Learning from your parents’ estate planning mistakes
Creating an estate plan can provide you with the peace of mind that comes with the knowledge that your assets, your interests, and, most importantly, your loved ones will be protected after your death.
Unfortunately, estate planning mistakes due to improper planning, omissions, or miscalculations, can compromise your original intent and significantly lessen the financial legacy you leave behind for your beneficiaries and heirs.
Plus, estate planning mistakes can create added costs, stress, and confusion for your heirs, especially if probate is involved, and can lead to arguments between siblings about such issues as an unfair inheritance, planning for your funeral, or your wishes for the distribution of such things as family heirlooms.
Perhaps, you’ve already seen, firsthand, the results of failing to create a plan or poor estate planning because your parents made some mistakes when creating their estate plans. What can you learn from your parents’ estate planning mistakes?
Some of the more common estate planning mistakes that your parents may have committed include:
- Not talking about it with family and/friends
- Only naming one beneficiary
- Failing to name a financial and/or medical Power of Attorney
- Not leaving specific instructions with regards to inheritances for minors
- Not keeping the estate plan updated and current
- Failing to make the right beneficiary designation on life insurance policies, retirement accounts, etc.
Probate will teach you a lesson
One of the biggest estate planning mistakes is not establishing a living trust to avoid probate. A living trust is a legal document that is created during your lifetime to allow for an easy transfer of your assets to your heirs and beneficiaries as per your wishes.

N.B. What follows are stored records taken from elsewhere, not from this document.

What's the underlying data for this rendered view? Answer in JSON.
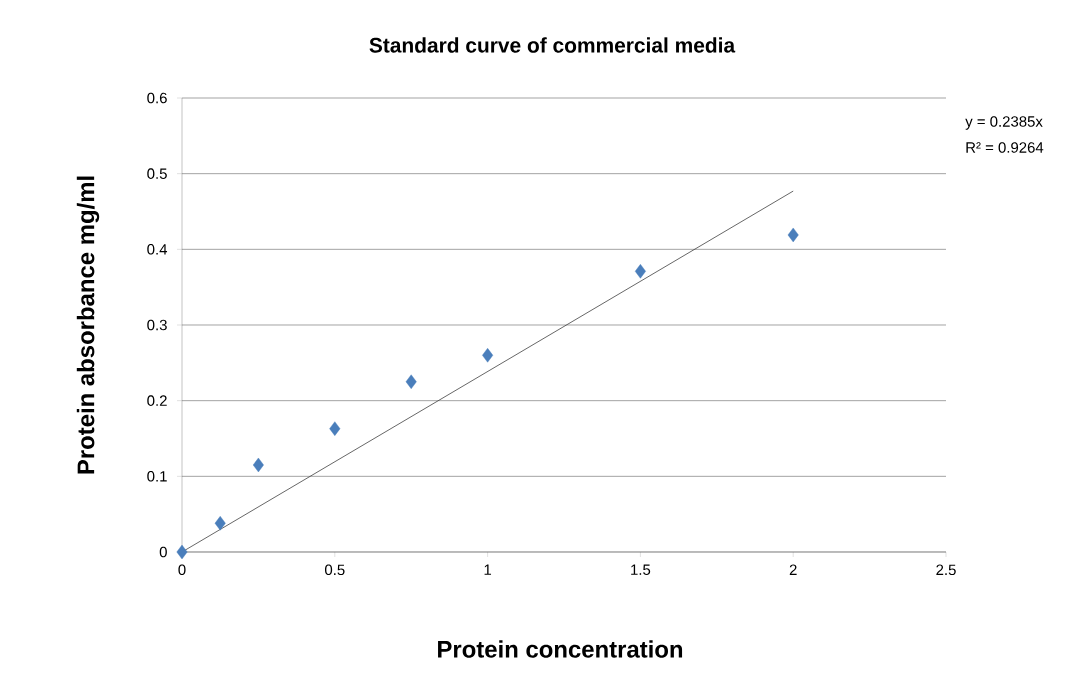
{
  "chart_data": {
    "type": "scatter",
    "title": "Standard curve of commercial media",
    "xlabel": "Protein concentration",
    "ylabel": "Protein absorbance mg/ml",
    "series": [
      {
        "color": "#4a7ebb",
        "marker": "diamond",
        "x": [
          0,
          0.125,
          0.25,
          0.5,
          0.75,
          1,
          1.5,
          2
        ],
        "values": [
          0,
          0.038,
          0.115,
          0.163,
          0.225,
          0.26,
          0.371,
          0.419
        ]
      },
      {
        "type": "line",
        "color": "#404040",
        "x": [
          0,
          2
        ],
        "values": [
          0,
          0.477
        ]
      }
    ],
    "annotations": [
      "y = 0.2385x",
      "R² = 0.9264"
    ],
    "xlim": [
      0,
      2.5
    ],
    "ylim": [
      0,
      0.6
    ],
    "xticks": [
      0,
      0.5,
      1,
      1.5,
      2,
      2.5
    ],
    "yticks": [
      0,
      0.1,
      0.2,
      0.3,
      0.4,
      0.5,
      0.6
    ],
    "grid": "y"
  }
}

As the trustor or grantor, you transfer your assets into the trust, but remain in control of them during your lifetime. When you die, a designated person, the trustee, is responsible for managing those assets and distributing them according to your instructions.

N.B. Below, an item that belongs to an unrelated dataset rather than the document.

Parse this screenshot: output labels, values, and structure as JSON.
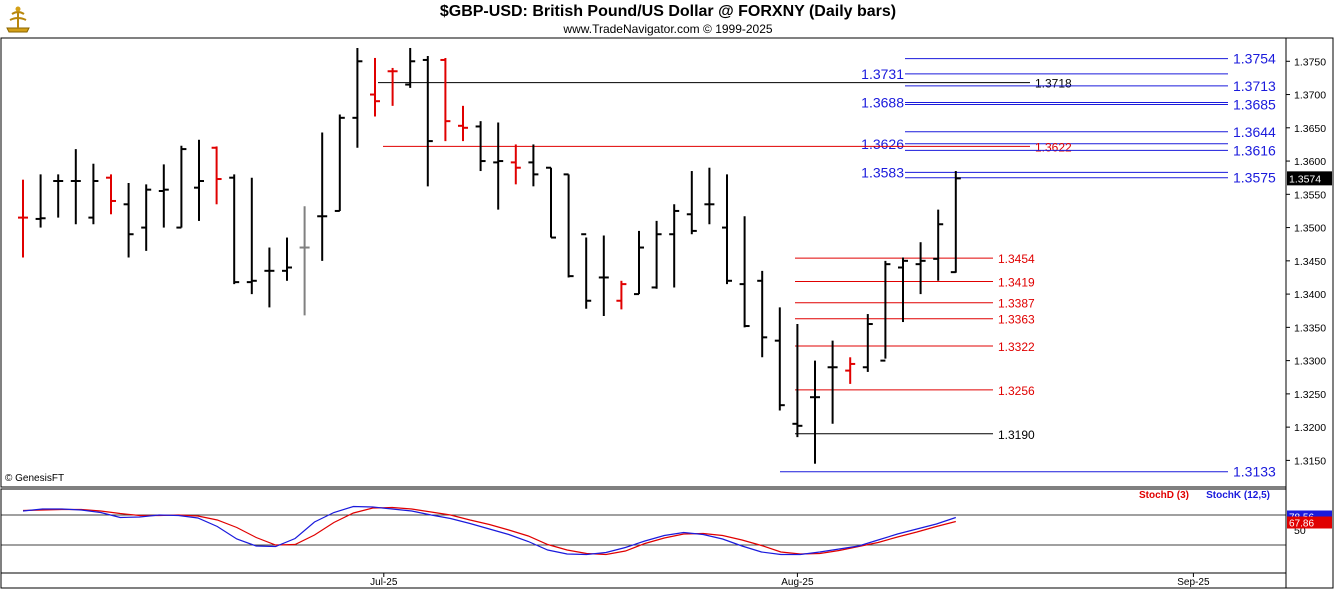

In addition to saving your beneficiaries from having to go through the time-consuming probate process, setting up a living trust has other benefits including, but not limited to:
- Ensuring the privacy of your family
- Protecting yourself if you should become incapacitated
- Keeping your assets within your family
- Protecting minor children
If you’re worried that your child won’t make good decisions about spending their inheritance, put the money in a living trust. The trustee that you have chosen will distribute the money to your child as per your instructions.

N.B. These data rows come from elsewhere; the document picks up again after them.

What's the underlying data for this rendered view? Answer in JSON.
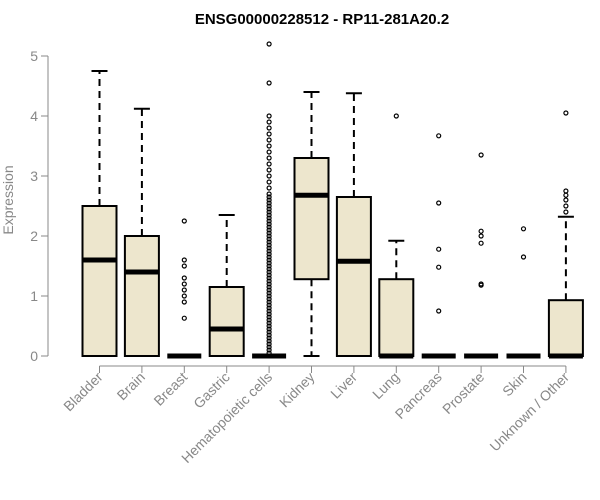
{
  "chart_data": {
    "type": "box",
    "title": "ENSG00000228512 - RP11-281A20.2",
    "ylabel": "Expression",
    "xlabel": "",
    "ylim": [
      0,
      5.2
    ],
    "yticks": [
      0,
      1,
      2,
      3,
      4,
      5
    ],
    "colors": {
      "box_fill": "#ede6cd",
      "box_stroke": "#000000",
      "axis": "#888888"
    },
    "categories": [
      "Bladder",
      "Brain",
      "Breast",
      "Gastric",
      "Hematopoietic cells",
      "Kidney",
      "Liver",
      "Lung",
      "Pancreas",
      "Prostate",
      "Skin",
      "Unknown / Other"
    ],
    "boxes": [
      {
        "category": "Bladder",
        "min": 0,
        "q1": 0,
        "median": 1.6,
        "q3": 2.5,
        "max": 4.75,
        "outliers": []
      },
      {
        "category": "Brain",
        "min": 0,
        "q1": 0,
        "median": 1.4,
        "q3": 2.0,
        "max": 4.12,
        "outliers": []
      },
      {
        "category": "Breast",
        "min": 0,
        "q1": 0,
        "median": 0,
        "q3": 0,
        "max": 0,
        "outliers": [
          0.63,
          0.9,
          1.0,
          1.1,
          1.2,
          1.3,
          1.5,
          1.6,
          2.25
        ]
      },
      {
        "category": "Gastric",
        "min": 0,
        "q1": 0,
        "median": 0.45,
        "q3": 1.15,
        "max": 2.35,
        "outliers": []
      },
      {
        "category": "Hematopoietic cells",
        "min": 0,
        "q1": 0,
        "median": 0,
        "q3": 0,
        "max": 0,
        "outliers": [
          0.05,
          0.1,
          0.15,
          0.2,
          0.25,
          0.3,
          0.35,
          0.4,
          0.45,
          0.5,
          0.55,
          0.6,
          0.65,
          0.7,
          0.75,
          0.8,
          0.85,
          0.9,
          0.95,
          1.0,
          1.05,
          1.1,
          1.15,
          1.2,
          1.25,
          1.3,
          1.35,
          1.4,
          1.45,
          1.5,
          1.55,
          1.6,
          1.65,
          1.7,
          1.75,
          1.8,
          1.85,
          1.9,
          1.95,
          2.0,
          2.05,
          2.1,
          2.15,
          2.2,
          2.25,
          2.3,
          2.35,
          2.4,
          2.45,
          2.5,
          2.55,
          2.6,
          2.65,
          2.7,
          2.8,
          2.9,
          3.0,
          3.1,
          3.2,
          3.3,
          3.4,
          3.5,
          3.6,
          3.7,
          3.8,
          3.9,
          4.0,
          4.55,
          5.2
        ]
      },
      {
        "category": "Kidney",
        "min": 0,
        "q1": 1.28,
        "median": 2.68,
        "q3": 3.3,
        "max": 4.4,
        "outliers": []
      },
      {
        "category": "Liver",
        "min": 0,
        "q1": 0,
        "median": 1.58,
        "q3": 2.65,
        "max": 4.38,
        "outliers": []
      },
      {
        "category": "Lung",
        "min": 0,
        "q1": 0,
        "median": 0,
        "q3": 1.28,
        "max": 1.92,
        "outliers": [
          4.0
        ]
      },
      {
        "category": "Pancreas",
        "min": 0,
        "q1": 0,
        "median": 0,
        "q3": 0,
        "max": 0,
        "outliers": [
          0.75,
          1.48,
          1.78,
          2.55,
          3.67
        ]
      },
      {
        "category": "Prostate",
        "min": 0,
        "q1": 0,
        "median": 0,
        "q3": 0,
        "max": 0,
        "outliers": [
          1.18,
          1.2,
          1.88,
          2.0,
          2.08,
          3.35
        ]
      },
      {
        "category": "Skin",
        "min": 0,
        "q1": 0,
        "median": 0,
        "q3": 0,
        "max": 0,
        "outliers": [
          1.65,
          2.12
        ]
      },
      {
        "category": "Unknown / Other",
        "min": 0,
        "q1": 0,
        "median": 0,
        "q3": 0.93,
        "max": 2.32,
        "outliers": [
          2.4,
          2.5,
          2.6,
          2.68,
          2.75,
          4.05
        ]
      }
    ]
  }
}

Estate planning for your kids
If one or both of your parents become incapacitated or die, would you know where their estate planning documents are kept or how to find out if a trust exists?
Hopefully, you’ll learn from your parents’ estate planning mistakes, but how can you ensure that you won’t make some of those same mistakes? By working with an experienced estate planning attorney who can help you put a well-crafted plan into place.
Whether you’re already a parent or hope to have children in the future, it’s time to start thinking about the steps you’re going to take when it comes to estate planning for your kids.